К 130-ЛЕТИЮ СО ДНЯ РОЖДЕНИЯ
Как в зеркало глядела я тревожно на серый холст,
И с каждою неделей все горше
И отраднее было сходство мое
С моим изображением новым
Анна Ахматова. Эпические мотивы (2), 1914-1915
Иконография портретных образов Анны Андреевны Ахматовой включает более двухсот произведений, исполненных мастерами-современниками в живописи, графике и скульптуре.
Поэтесса предстает то подобной древней Сапфо, таинственной, далекой, неуловимой, истаивающей легким контуром на поверхности белого листа, как в рисунке 1911 года Амедео Модильяни;
то трагически-печальной музой, словно скованной траурными звуками реквиема на смерть Гумилева и Блока, как в портрете, исполненном Юрием Анненковым в 1921-м;
то, как в работе Николая Тырсы, — эмоционально-напряженной, царящей в иных мирах, отстраненной и безразличной к гонителям и хуле.
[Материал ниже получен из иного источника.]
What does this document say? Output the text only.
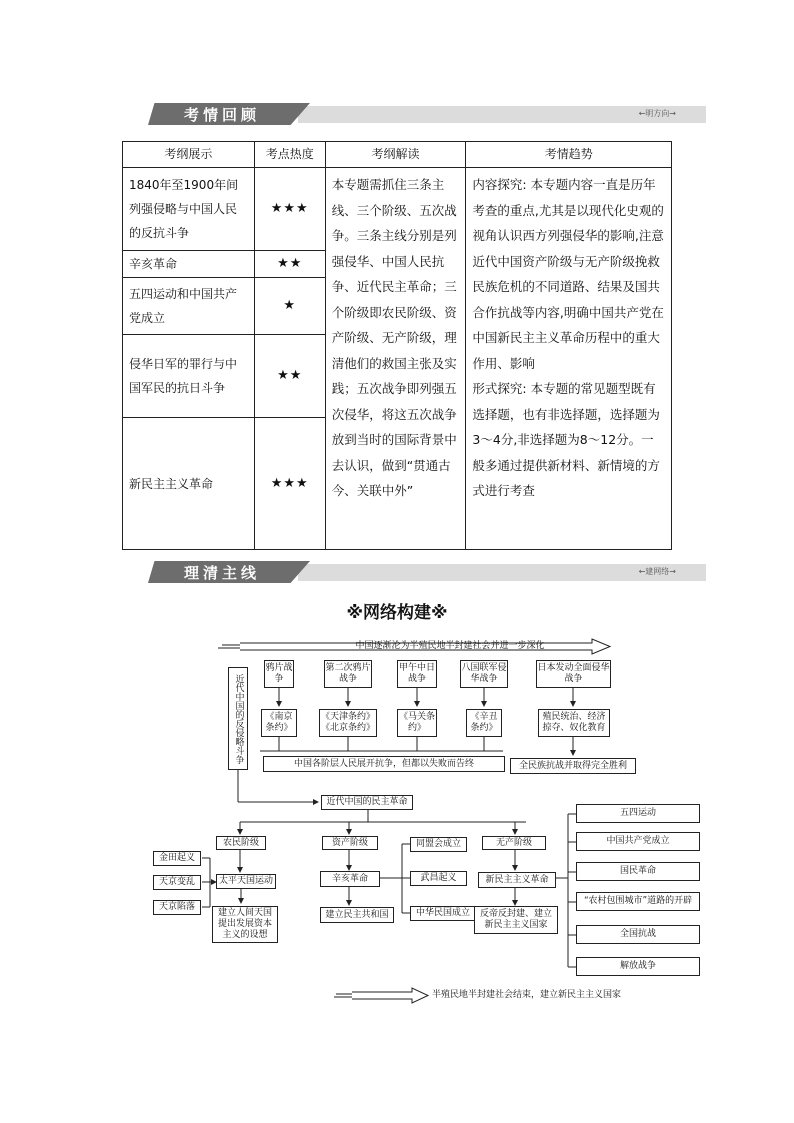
考情回顾	←明方向→
考纲展示	考点热度	考纲解读	考情趋势
1840年至1900年间列强侵略与中国人民的反抗斗争	★★★	本专题需抓住三条主线、三个阶级、五次战争。三条主线分别是列强侵华、中国人民抗争、近代民主革命；三个阶级即农民阶级、资产阶级、无产阶级，理清他们的救国主张及实践；五次战争即列强五次侵华，将这五次战争放到当时的国际背景中去认识，做到“贯通古今、关联中外”	内容探究: 本专题内容一直是历年考查的重点,尤其是以现代化史观的视角认识西方列强侵华的影响,注意近代中国资产阶级与无产阶级挽救民族危机的不同道路、结果及国共合作抗战等内容,明确中国共产党在中国新民主主义革命历程中的重大作用、影响
形式探究: 本专题的常见题型既有选择题，也有非选择题，选择题为3～4分,非选择题为8～12分。一般多通过提供新材料、新情境的方式进行考查
辛亥革命	★★		
五四运动和中国共产党成立	★		
侵华日军的罪行与中国军民的抗日斗争	★★		
新民主主义革命	★★★		
理清主线	←建网络→
※网络构建※
中国逐渐沦为半殖民地半封建社会并进一步深化
近代中国的反侵略斗争
鸦片战争
第二次鸦片战争
甲午中日战争
八国联军侵华战争
日本发动全面侵华战争
《南京条约》
《天津条约》《北京条约》
《马关条约》
《辛丑条约》
殖民统治、经济掠夺、奴化教育
中国各阶层人民展开抗争，但都以失败而告终	全民族抗战并取得完全胜利
近代中国的民主革命
农民阶级	资产阶级	无产阶级
金田起义
天京变乱
天京陷落
太平天国运动
建立人间天国提出发展资本主义的设想
辛亥革命
建立民主共和国
同盟会成立
武昌起义
中华民国成立
新民主主义革命
反帝反封建、建立新民主主义国家
五四运动
中国共产党成立
国民革命
“农村包围城市”道路的开辟
全国抗战
解放战争
半殖民地半封建社会结束，建立新民主主义国家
Портретом, написанным в 1928-м на листе бумаги смесью акварели с копотью от керосиновой лампы, был впечатлён Осип Мандельштам:
Как черный ангел на снегу
Ты показалась мне сегодня,
И утаить я не могу –
Есть на тебе печать Господня.
23 июня исполнилось 130 лет со дня рождения Анны Андреевны Ахматовой. К этой дате в Садовом вестибюле Михайловского дворца открылась камерная выставка, представляющая прижизненные изображения поэтессы из собрания Русского музея.
Основа экспозиционного пространства — портреты кисти Натана Альтмана, Кузьмы Петрова-Водкина и Вениамина Белкина – три вехи человеческого и творческого пути Ахматовой, три эпохи ее воспоминаний, три нити ее судьбы – ЖЕНЩИНЫ, ПОЭТА, ГРАЖДАНИНА.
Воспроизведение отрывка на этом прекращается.